Modeling inter-camera space-time and appearance relationships for tracking across non-overlapping views

  • Authors:
  • Omar Javed;Khurram Shafique;Zeeshan Rasheed;Mubarak Shah

  • Affiliations:
  • Object Video, 11600 Sunrise Valley Dr. Reston, VA 20171, USA;University of Central Florida, Orlando, FL 32816, USA;Object Video, 11600 Sunrise Valley Dr. Reston, VA 20171, USA;University of Central Florida, Orlando, FL 32816, USA

  • Venue:
  • Computer Vision and Image Understanding
  • Year:
  • 2008

Quantified Score

Hi-index 0.02

Visualization

Abstract

Tracking across cameras with non-overlapping views is a challenging problem. Firstly, the observations of an object are often widely separated in time and space when viewed from non-overlapping cameras. Secondly, the appearance of an object in one camera view might be very different from its appearance in another camera view due to the differences in illumination, pose and camera properties.
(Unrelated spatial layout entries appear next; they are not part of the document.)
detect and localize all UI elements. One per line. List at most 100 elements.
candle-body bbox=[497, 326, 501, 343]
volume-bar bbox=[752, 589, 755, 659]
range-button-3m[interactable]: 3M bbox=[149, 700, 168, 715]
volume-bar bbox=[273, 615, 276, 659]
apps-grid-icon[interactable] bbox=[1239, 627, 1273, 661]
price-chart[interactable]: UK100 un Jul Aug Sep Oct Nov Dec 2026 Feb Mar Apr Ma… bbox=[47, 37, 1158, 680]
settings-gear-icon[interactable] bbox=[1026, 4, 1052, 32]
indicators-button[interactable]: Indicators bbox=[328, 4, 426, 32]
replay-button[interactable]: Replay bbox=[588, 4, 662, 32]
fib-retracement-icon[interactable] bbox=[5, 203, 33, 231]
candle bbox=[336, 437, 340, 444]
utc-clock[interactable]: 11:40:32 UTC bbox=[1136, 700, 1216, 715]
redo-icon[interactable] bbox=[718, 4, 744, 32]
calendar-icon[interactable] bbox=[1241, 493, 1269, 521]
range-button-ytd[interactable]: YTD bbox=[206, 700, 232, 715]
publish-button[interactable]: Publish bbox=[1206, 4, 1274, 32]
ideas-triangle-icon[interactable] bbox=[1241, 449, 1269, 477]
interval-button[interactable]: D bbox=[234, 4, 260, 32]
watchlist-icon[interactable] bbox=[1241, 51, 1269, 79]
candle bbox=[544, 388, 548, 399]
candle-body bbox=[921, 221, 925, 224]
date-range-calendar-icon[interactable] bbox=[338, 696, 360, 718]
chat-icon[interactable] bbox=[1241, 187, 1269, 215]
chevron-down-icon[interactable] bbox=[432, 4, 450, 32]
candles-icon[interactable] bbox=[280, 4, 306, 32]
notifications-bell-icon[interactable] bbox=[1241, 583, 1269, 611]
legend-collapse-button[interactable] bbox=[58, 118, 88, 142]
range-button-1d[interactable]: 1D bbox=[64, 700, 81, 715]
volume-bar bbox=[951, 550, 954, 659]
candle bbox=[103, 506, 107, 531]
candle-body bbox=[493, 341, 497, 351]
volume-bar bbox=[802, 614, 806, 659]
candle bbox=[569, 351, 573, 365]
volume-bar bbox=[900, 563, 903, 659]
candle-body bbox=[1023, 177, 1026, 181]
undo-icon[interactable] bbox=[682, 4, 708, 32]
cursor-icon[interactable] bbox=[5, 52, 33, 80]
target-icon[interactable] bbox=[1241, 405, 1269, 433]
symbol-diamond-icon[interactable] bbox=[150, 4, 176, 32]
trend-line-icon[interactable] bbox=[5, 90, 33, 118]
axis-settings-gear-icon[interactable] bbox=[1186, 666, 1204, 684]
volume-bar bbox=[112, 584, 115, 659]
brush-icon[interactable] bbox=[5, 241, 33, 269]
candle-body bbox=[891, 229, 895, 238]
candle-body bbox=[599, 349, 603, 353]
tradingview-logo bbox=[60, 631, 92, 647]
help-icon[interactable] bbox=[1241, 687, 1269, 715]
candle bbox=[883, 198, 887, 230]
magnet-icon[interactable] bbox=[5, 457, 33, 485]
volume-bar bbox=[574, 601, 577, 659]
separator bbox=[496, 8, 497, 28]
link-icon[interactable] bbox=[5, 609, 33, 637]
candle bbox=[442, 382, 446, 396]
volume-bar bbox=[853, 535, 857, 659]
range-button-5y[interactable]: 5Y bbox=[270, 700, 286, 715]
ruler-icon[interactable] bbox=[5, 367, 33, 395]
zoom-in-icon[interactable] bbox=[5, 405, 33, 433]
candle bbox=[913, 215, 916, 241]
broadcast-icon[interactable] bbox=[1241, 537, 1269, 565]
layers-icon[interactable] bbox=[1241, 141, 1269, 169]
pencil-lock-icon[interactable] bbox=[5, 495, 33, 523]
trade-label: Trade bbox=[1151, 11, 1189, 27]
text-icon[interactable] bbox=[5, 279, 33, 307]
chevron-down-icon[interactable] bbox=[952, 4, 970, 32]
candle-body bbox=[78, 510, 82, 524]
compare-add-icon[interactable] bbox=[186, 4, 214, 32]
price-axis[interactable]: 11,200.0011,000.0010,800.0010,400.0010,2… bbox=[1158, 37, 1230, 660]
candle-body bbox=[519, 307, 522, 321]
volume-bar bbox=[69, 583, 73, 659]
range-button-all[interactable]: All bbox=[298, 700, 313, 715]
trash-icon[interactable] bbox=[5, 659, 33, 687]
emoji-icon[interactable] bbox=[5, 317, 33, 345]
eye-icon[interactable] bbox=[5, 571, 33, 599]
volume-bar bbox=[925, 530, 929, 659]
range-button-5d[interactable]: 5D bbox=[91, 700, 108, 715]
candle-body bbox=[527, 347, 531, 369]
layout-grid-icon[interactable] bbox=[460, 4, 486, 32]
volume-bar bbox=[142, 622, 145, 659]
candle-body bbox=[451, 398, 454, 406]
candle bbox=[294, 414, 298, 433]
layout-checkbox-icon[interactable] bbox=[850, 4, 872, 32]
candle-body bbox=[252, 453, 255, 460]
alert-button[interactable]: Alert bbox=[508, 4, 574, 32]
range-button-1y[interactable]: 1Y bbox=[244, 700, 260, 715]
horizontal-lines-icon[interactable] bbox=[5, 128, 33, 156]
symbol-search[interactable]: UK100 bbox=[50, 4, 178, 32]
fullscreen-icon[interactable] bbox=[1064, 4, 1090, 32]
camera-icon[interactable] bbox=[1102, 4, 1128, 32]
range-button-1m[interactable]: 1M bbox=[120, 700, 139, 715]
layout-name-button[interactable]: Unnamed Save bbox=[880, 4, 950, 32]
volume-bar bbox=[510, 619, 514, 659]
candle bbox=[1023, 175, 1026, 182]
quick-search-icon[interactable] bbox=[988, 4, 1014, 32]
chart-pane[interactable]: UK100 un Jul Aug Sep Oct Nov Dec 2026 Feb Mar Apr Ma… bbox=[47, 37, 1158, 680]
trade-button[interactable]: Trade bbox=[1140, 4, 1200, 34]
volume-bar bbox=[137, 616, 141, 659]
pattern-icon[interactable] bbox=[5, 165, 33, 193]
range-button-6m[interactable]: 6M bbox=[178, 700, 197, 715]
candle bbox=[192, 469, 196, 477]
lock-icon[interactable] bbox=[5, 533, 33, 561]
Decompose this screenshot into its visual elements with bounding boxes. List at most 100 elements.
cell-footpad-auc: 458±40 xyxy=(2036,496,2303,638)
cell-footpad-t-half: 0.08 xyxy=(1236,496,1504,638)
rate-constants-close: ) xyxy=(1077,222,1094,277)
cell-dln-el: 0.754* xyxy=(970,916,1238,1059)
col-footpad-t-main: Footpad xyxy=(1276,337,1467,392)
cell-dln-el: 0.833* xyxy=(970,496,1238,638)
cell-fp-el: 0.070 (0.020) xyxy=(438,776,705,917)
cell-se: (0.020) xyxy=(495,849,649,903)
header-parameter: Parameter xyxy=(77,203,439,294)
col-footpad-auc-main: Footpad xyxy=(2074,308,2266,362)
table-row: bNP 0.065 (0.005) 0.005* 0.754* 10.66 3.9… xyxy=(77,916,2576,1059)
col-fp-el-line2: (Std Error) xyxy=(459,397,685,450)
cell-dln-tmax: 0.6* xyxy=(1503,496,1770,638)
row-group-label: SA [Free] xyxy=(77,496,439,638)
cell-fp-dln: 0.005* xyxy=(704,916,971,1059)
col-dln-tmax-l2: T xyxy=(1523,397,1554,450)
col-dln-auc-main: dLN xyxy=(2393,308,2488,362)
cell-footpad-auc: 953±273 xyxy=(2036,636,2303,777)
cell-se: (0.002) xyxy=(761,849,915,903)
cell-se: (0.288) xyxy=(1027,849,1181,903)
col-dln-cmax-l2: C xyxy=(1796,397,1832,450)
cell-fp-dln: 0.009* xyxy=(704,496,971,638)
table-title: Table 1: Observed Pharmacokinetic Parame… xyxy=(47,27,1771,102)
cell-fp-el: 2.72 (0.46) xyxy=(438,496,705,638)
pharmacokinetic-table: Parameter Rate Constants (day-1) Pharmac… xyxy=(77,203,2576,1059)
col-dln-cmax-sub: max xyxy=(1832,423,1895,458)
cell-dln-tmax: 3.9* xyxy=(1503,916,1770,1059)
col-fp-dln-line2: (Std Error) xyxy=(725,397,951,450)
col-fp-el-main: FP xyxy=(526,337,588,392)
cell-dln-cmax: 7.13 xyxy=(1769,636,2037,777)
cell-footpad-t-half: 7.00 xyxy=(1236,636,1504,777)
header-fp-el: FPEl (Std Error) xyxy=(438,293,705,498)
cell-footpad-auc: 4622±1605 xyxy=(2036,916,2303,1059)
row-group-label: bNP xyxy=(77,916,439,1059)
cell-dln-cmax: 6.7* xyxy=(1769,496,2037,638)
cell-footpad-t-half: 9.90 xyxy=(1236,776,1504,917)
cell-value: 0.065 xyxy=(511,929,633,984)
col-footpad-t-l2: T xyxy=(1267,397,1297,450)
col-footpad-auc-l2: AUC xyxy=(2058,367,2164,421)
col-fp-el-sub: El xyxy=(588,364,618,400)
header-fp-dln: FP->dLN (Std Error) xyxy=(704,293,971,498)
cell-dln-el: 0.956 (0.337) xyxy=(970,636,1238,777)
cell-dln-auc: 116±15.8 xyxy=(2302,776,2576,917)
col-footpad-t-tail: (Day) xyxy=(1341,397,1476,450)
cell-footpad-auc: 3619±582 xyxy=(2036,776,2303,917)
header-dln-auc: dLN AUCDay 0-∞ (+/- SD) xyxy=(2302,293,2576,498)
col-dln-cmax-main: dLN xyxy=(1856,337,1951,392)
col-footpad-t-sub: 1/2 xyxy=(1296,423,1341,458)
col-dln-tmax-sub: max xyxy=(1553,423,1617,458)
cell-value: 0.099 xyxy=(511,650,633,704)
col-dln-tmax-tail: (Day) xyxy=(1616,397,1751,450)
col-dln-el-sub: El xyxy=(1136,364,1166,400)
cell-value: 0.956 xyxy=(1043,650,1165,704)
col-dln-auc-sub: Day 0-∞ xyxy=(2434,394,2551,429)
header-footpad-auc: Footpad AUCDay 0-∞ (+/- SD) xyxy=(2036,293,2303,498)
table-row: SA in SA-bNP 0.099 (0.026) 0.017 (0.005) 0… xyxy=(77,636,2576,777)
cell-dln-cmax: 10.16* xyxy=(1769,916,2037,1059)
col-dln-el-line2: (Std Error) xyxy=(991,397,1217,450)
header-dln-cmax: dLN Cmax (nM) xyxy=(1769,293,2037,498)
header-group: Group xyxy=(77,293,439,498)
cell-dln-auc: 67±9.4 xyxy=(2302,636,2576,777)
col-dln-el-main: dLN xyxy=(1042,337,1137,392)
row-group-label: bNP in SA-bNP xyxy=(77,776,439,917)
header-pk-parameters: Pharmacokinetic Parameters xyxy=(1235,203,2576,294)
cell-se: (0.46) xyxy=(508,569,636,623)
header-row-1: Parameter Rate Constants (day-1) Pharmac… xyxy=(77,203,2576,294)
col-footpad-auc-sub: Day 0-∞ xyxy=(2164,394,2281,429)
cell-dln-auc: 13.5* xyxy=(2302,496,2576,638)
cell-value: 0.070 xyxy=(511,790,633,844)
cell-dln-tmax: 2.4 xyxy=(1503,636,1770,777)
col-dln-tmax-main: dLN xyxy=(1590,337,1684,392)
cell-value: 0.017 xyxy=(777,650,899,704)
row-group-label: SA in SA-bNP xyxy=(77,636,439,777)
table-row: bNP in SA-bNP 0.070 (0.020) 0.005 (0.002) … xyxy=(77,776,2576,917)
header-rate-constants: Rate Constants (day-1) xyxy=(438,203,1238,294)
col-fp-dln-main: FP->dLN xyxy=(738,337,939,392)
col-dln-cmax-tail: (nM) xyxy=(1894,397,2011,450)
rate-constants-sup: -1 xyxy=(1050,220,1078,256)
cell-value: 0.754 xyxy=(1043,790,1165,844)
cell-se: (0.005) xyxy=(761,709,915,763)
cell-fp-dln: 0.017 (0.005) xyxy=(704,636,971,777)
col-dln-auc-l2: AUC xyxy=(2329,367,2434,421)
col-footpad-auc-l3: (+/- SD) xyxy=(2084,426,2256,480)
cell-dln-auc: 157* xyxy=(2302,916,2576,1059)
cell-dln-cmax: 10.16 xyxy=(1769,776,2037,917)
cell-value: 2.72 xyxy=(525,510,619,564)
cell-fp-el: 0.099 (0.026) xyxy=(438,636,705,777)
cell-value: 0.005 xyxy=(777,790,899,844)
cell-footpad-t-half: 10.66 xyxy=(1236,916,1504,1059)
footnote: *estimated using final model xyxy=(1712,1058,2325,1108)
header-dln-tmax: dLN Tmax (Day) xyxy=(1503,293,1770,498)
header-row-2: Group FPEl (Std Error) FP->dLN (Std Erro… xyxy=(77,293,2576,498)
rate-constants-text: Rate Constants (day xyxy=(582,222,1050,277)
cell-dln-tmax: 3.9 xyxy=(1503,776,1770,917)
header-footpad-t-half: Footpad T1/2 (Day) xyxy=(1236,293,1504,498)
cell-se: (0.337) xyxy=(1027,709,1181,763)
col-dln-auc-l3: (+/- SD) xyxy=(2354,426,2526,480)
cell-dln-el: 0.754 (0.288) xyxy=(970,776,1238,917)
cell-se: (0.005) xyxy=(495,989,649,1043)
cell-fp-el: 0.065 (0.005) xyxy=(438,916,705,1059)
To deal with the first problem, we observe that people or vehicles tend to follow the same paths in most cases, i.e., roads, walkways, corridors etc. The proposed algorithm uses this conformity in the traversed paths to establish correspondence. The algorithm learns this conformity and hence the inter-camera relationships in the form of multivariate probability density of space-time variables (entry and exit locations, velocities, and transition times) using kernel density estimation. To handle the appearance change of an object as it moves from one camera to another, we show that all brightness transfer functions from a given camera to another camera lie in a low dimensional subspace. This subspace is learned by using probabilistic principal component analysis and used for appearance matching. The proposed approach does not require explicit inter-camera calibration, rather the system learns the camera topology and subspace of inter-camera brightness transfer functions during a training phase. Once the training is complete, correspondences are assigned using the maximum likelihood (ML) estimation framework using both location and appearance cues. Experiments with real world videos are reported which validate the proposed approach.